Though David is certainly motivated by the idea that his research could help our conservation efforts, that’s not why he keeps doing science. He does it because, in his words, “it’s a blast! Science is endlessly surprising and endlessly fascinating. The natural world is really complicated, and one of the great joys of studying the natural world is when it clicks into place and you learn something general about it. Every species is unique. Every organism is unique. But science is all about searching for patterns and generalizations. And the wonderful thing is that even for something as enormous as the distribution of species on earth or the massive extinctions that chopped our diversity in half, science can actually yield generalizations — general rules — about how the world works, that are testable in other situations. That’s really exciting and rewarding.”
Discussion and extension questions:
- What is background extinction, and how does it differ from mass extinction?
- What is a “natural” experiment, and how does it differ from a regular experiment?
- How did David test the idea that the rules of extinction vary between times of background extinction and times of mass extinction?
- What traits seem to protect marine mollusks from extinction during times of normal background extinction? What traits seem to protect marine mollusks from extinction during mass extinctions?
- Explain why David’s observations about extinction patterns during mass extinctions led him to hypothesize that widely spaced refuges protected some species during mass extinctions.
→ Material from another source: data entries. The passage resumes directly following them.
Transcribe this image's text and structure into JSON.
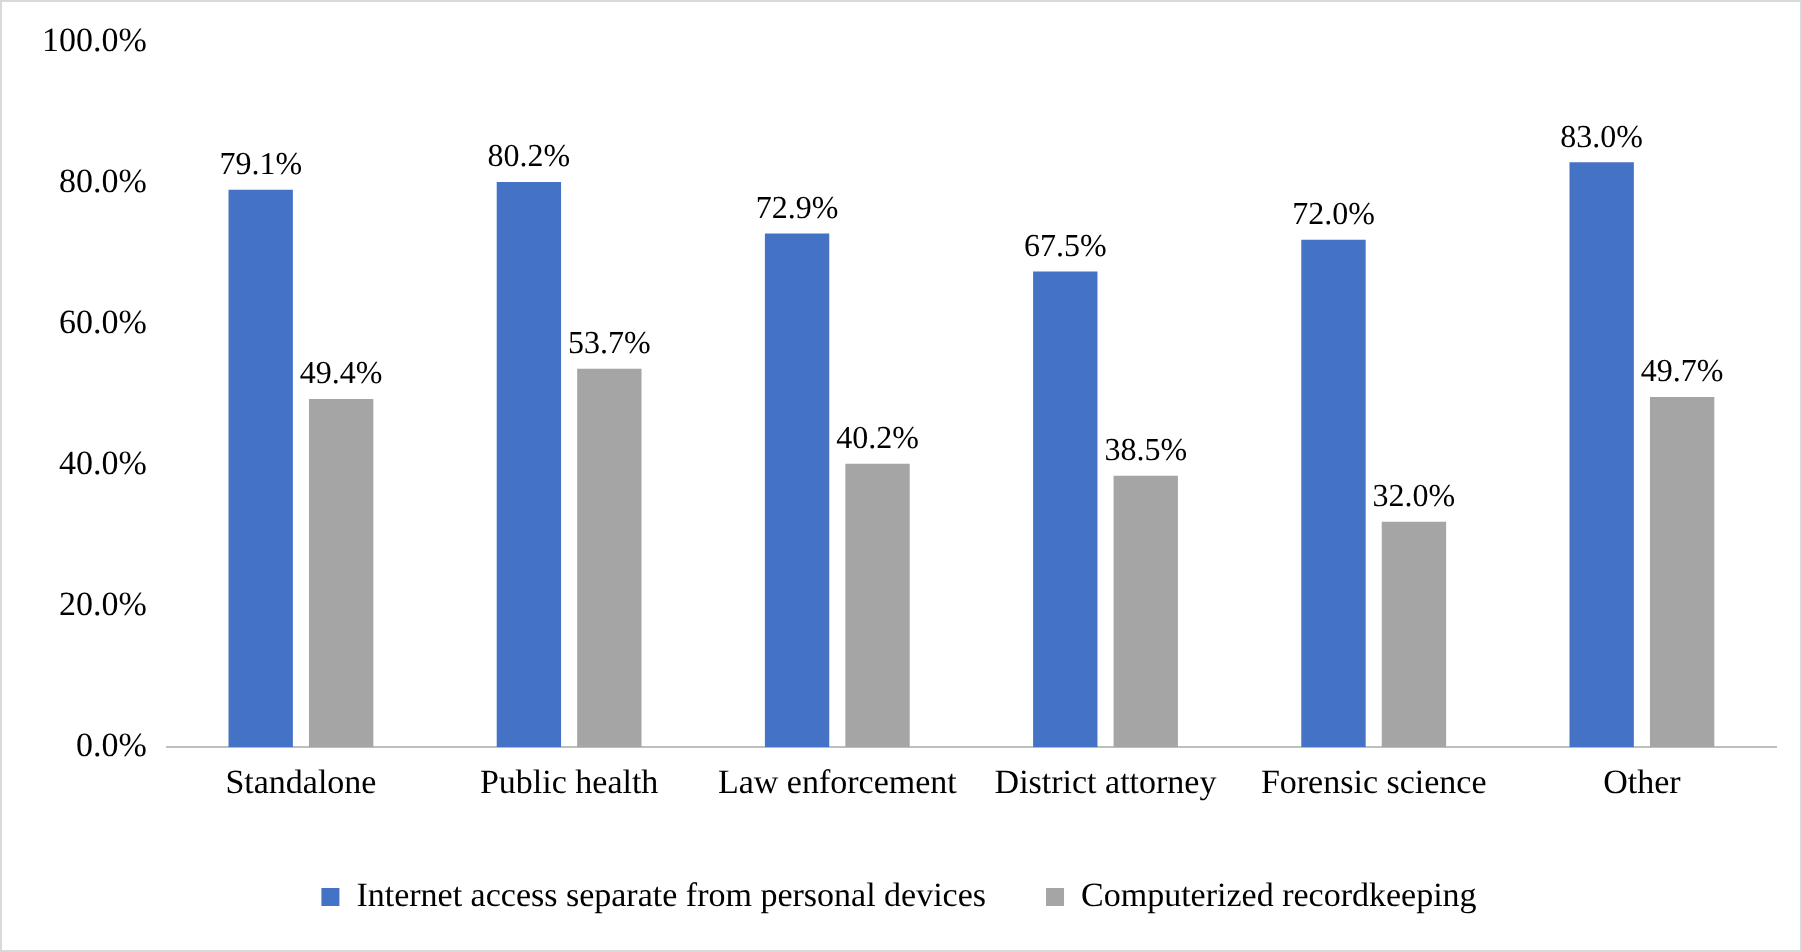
{
  "chart_data": {
    "type": "bar",
    "categories": [
      "Standalone",
      "Public health",
      "Law enforcement",
      "District attorney",
      "Forensic science",
      "Other"
    ],
    "series": [
      {
        "name": "Internet access separate from personal devices",
        "color": "#4472c4",
        "values": [
          79.1,
          80.2,
          72.9,
          67.5,
          72.0,
          83.0
        ],
        "value_labels": [
          "79.1%",
          "80.2%",
          "72.9%",
          "67.5%",
          "72.0%",
          "83.0%"
        ]
      },
      {
        "name": "Computerized recordkeeping",
        "color": "#a5a5a5",
        "values": [
          49.4,
          53.7,
          40.2,
          38.5,
          32.0,
          49.7
        ],
        "value_labels": [
          "49.4%",
          "53.7%",
          "40.2%",
          "38.5%",
          "32.0%",
          "49.7%"
        ]
      }
    ],
    "ylim": [
      0,
      100
    ],
    "yticks": [
      {
        "value": 0,
        "label": "0.0%"
      },
      {
        "value": 20,
        "label": "20.0%"
      },
      {
        "value": 40,
        "label": "40.0%"
      },
      {
        "value": 60,
        "label": "60.0%"
      },
      {
        "value": 80,
        "label": "80.0%"
      },
      {
        "value": 100,
        "label": "100.0%"
      }
    ],
    "grid": false,
    "legend": "bottom"
  }
}
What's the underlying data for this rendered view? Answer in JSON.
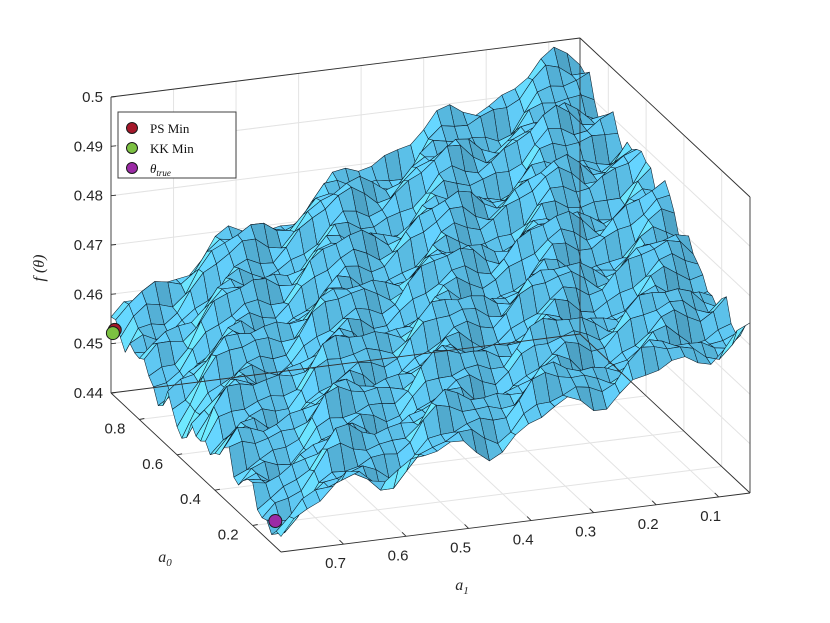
{
  "chart_data": {
    "type": "surface",
    "title": "",
    "xlabel": "a1",
    "ylabel": "a0",
    "zlabel": "f(θ)",
    "xlim": [
      0.05,
      0.8
    ],
    "ylim": [
      0.05,
      0.95
    ],
    "zlim": [
      0.44,
      0.5
    ],
    "x_ticks": [
      0.1,
      0.2,
      0.3,
      0.4,
      0.5,
      0.6,
      0.7
    ],
    "y_ticks": [
      0.2,
      0.4,
      0.6,
      0.8
    ],
    "z_ticks": [
      0.44,
      0.45,
      0.46,
      0.47,
      0.48,
      0.49,
      0.5
    ],
    "x_tick_labels": [
      "0.1",
      "0.2",
      "0.3",
      "0.4",
      "0.5",
      "0.6",
      "0.7"
    ],
    "y_tick_labels": [
      "0.2",
      "0.4",
      "0.6",
      "0.8"
    ],
    "z_tick_labels": [
      "0.44",
      "0.45",
      "0.46",
      "0.47",
      "0.48",
      "0.49",
      "0.5"
    ],
    "grid": true,
    "surface_color": "#5ec6f0",
    "edge_color": "#0d1e2a",
    "surface_model": {
      "description_values": {
        "f_at_a1_0.8_a0_0.95": 0.452,
        "f_at_a1_0.05_a0_0.95": 0.495,
        "f_at_a1_0.05_a0_0.05": 0.47,
        "f_at_a1_0.8_a0_0.05": 0.444
      }
    },
    "points": [
      {
        "name": "PS Min",
        "a1": 0.8,
        "a0": 0.93,
        "f": 0.4535,
        "color": "#a5182a"
      },
      {
        "name": "KK Min",
        "a1": 0.8,
        "a0": 0.94,
        "f": 0.4525,
        "color": "#7cc142"
      },
      {
        "name": "θtrue",
        "a1": 0.8,
        "a0": 0.08,
        "f": 0.4452,
        "color": "#9b2aa5"
      }
    ],
    "legend": {
      "position": "top-left",
      "entries": [
        {
          "label": "PS Min",
          "color": "#a5182a"
        },
        {
          "label": "KK Min",
          "color": "#7cc142"
        },
        {
          "label": "θ",
          "sub": "true",
          "color": "#9b2aa5"
        }
      ]
    }
  }
}
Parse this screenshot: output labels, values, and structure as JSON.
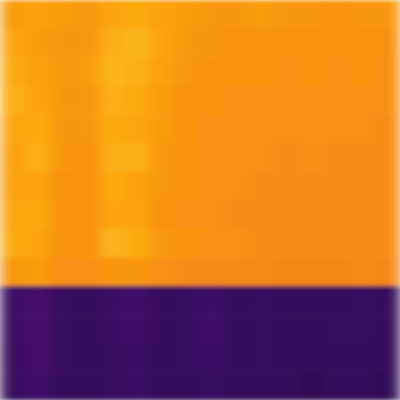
{
  "chart_data": {
    "type": "heatmap",
    "tick_labels": false,
    "zlim": [
      0,
      1
    ],
    "cells": [
      [
        0.78,
        0.79,
        0.78,
        0.77,
        0.8,
        0.81,
        0.79,
        0.78,
        0.77,
        0.77,
        0.78,
        0.77,
        0.77,
        0.76,
        0.77,
        0.77
      ],
      [
        0.8,
        0.78,
        0.77,
        0.77,
        0.82,
        0.83,
        0.8,
        0.77,
        0.77,
        0.76,
        0.76,
        0.76,
        0.76,
        0.76,
        0.76,
        0.76
      ],
      [
        0.81,
        0.79,
        0.77,
        0.78,
        0.83,
        0.82,
        0.79,
        0.77,
        0.76,
        0.76,
        0.76,
        0.75,
        0.76,
        0.75,
        0.76,
        0.75
      ],
      [
        0.82,
        0.8,
        0.77,
        0.77,
        0.82,
        0.81,
        0.78,
        0.76,
        0.76,
        0.75,
        0.75,
        0.75,
        0.75,
        0.75,
        0.75,
        0.75
      ],
      [
        0.8,
        0.81,
        0.77,
        0.77,
        0.81,
        0.8,
        0.78,
        0.76,
        0.75,
        0.75,
        0.75,
        0.75,
        0.75,
        0.75,
        0.75,
        0.74
      ],
      [
        0.79,
        0.82,
        0.77,
        0.76,
        0.82,
        0.82,
        0.77,
        0.76,
        0.75,
        0.75,
        0.75,
        0.74,
        0.75,
        0.74,
        0.74,
        0.74
      ],
      [
        0.79,
        0.8,
        0.76,
        0.76,
        0.81,
        0.79,
        0.77,
        0.76,
        0.75,
        0.75,
        0.74,
        0.74,
        0.74,
        0.74,
        0.74,
        0.74
      ],
      [
        0.8,
        0.81,
        0.76,
        0.76,
        0.8,
        0.8,
        0.76,
        0.75,
        0.75,
        0.74,
        0.74,
        0.74,
        0.74,
        0.74,
        0.74,
        0.74
      ],
      [
        0.81,
        0.8,
        0.76,
        0.76,
        0.83,
        0.81,
        0.77,
        0.76,
        0.75,
        0.75,
        0.74,
        0.74,
        0.74,
        0.74,
        0.74,
        0.74
      ],
      [
        0.77,
        0.78,
        0.75,
        0.75,
        0.77,
        0.77,
        0.75,
        0.74,
        0.74,
        0.74,
        0.74,
        0.73,
        0.73,
        0.73,
        0.74,
        0.73
      ],
      [
        0.19,
        0.21,
        0.18,
        0.17,
        0.19,
        0.2,
        0.17,
        0.18,
        0.19,
        0.17,
        0.18,
        0.17,
        0.17,
        0.17,
        0.18,
        0.17
      ],
      [
        0.19,
        0.22,
        0.18,
        0.17,
        0.19,
        0.2,
        0.17,
        0.18,
        0.2,
        0.17,
        0.18,
        0.17,
        0.17,
        0.18,
        0.18,
        0.17
      ],
      [
        0.18,
        0.21,
        0.18,
        0.17,
        0.18,
        0.19,
        0.17,
        0.18,
        0.19,
        0.17,
        0.18,
        0.17,
        0.17,
        0.17,
        0.17,
        0.17
      ],
      [
        0.18,
        0.2,
        0.17,
        0.17,
        0.18,
        0.19,
        0.17,
        0.17,
        0.18,
        0.17,
        0.17,
        0.17,
        0.16,
        0.17,
        0.17,
        0.16
      ]
    ]
  }
}
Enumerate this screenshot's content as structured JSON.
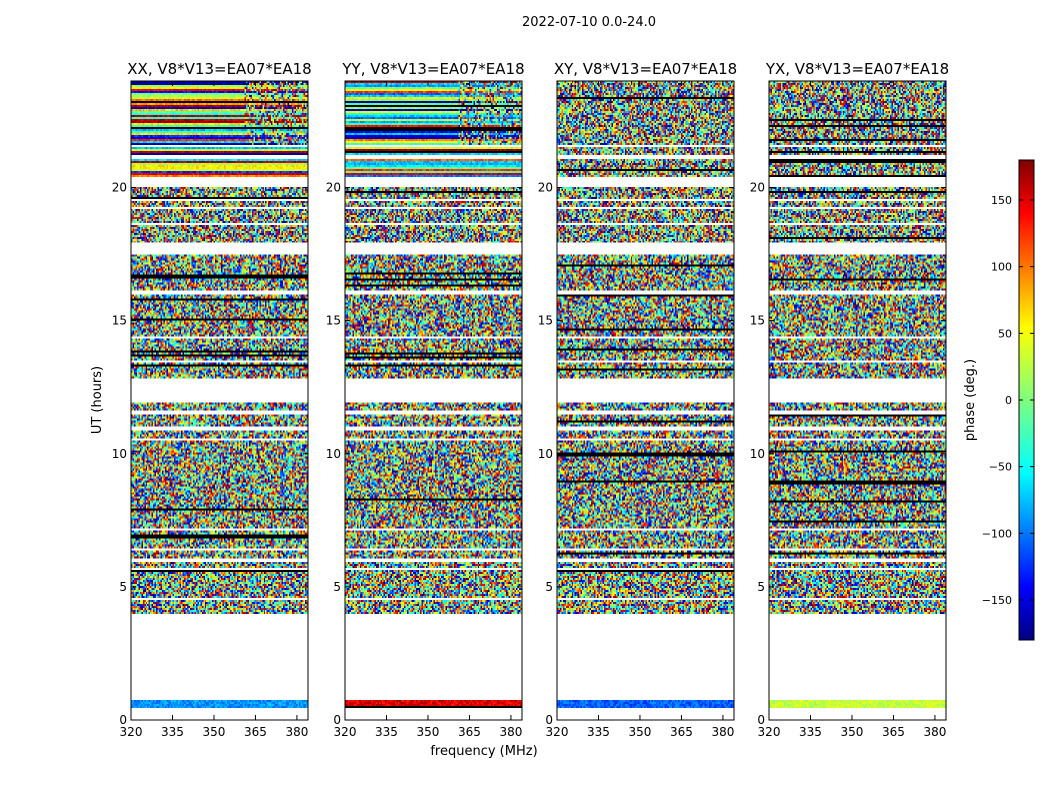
{
  "figure": {
    "suptitle": "2022-07-10 0.0-24.0",
    "shared_xlabel": "frequency (MHz)",
    "shared_ylabel": "UT (hours)"
  },
  "chart_data": [
    {
      "type": "heatmap",
      "title": "XX, V8*V13=EA07*EA18",
      "x_ticks": [
        320,
        335,
        350,
        365,
        380
      ],
      "y_ticks": [
        0,
        5,
        10,
        15,
        20
      ],
      "xlim": [
        320,
        384
      ],
      "ylim": [
        0,
        24
      ]
    },
    {
      "type": "heatmap",
      "title": "YY, V8*V13=EA07*EA18",
      "x_ticks": [
        320,
        335,
        350,
        365,
        380
      ],
      "y_ticks": [
        0,
        5,
        10,
        15,
        20
      ],
      "xlim": [
        320,
        384
      ],
      "ylim": [
        0,
        24
      ]
    },
    {
      "type": "heatmap",
      "title": "XY, V8*V13=EA07*EA18",
      "x_ticks": [
        320,
        335,
        350,
        365,
        380
      ],
      "y_ticks": [
        0,
        5,
        10,
        15,
        20
      ],
      "xlim": [
        320,
        384
      ],
      "ylim": [
        0,
        24
      ]
    },
    {
      "type": "heatmap",
      "title": "YX, V8*V13=EA07*EA18",
      "x_ticks": [
        320,
        335,
        350,
        365,
        380
      ],
      "y_ticks": [
        0,
        5,
        10,
        15,
        20
      ],
      "xlim": [
        320,
        384
      ],
      "ylim": [
        0,
        24
      ]
    }
  ],
  "colorbar": {
    "label": "phase (deg.)",
    "ticks": [
      150,
      100,
      50,
      0,
      -50,
      -100,
      -150
    ],
    "range": [
      -180,
      180
    ],
    "colormap": "jet"
  },
  "data_bands": [
    [
      0.45,
      0.75
    ],
    [
      4.0,
      4.5
    ],
    [
      4.6,
      5.6
    ],
    [
      5.7,
      5.95
    ],
    [
      6.05,
      6.4
    ],
    [
      6.45,
      7.1
    ],
    [
      7.2,
      10.5
    ],
    [
      10.6,
      10.9
    ],
    [
      11.0,
      11.5
    ],
    [
      11.6,
      11.95
    ],
    [
      12.8,
      13.4
    ],
    [
      13.5,
      14.3
    ],
    [
      14.4,
      16.0
    ],
    [
      16.1,
      17.5
    ],
    [
      17.9,
      18.6
    ],
    [
      18.7,
      19.2
    ],
    [
      19.3,
      19.5
    ],
    [
      19.6,
      20.0
    ],
    [
      20.4,
      21.1
    ],
    [
      21.2,
      21.5
    ],
    [
      21.6,
      24.0
    ]
  ],
  "colors": {
    "jet_stops": [
      "#000080",
      "#0000ff",
      "#00ffff",
      "#7fff7f",
      "#ffff00",
      "#ff0000",
      "#800000"
    ]
  }
}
- Imagine that you are a paleobotanist and observe an unusual pattern in the fossil record. Before a mass extinction, the plants in a particular region are a mix of broad-leafed and narrow-leafed genera; however, the narrow-leafed genera tend to be more widely distributed than the broad-leafed ones. After the mass extinction, the species in that region are heavily skewed towards narrow-leafed varieties. List at least two hypotheses that might help explain why narrow-leafed species became so common after the mass extinction.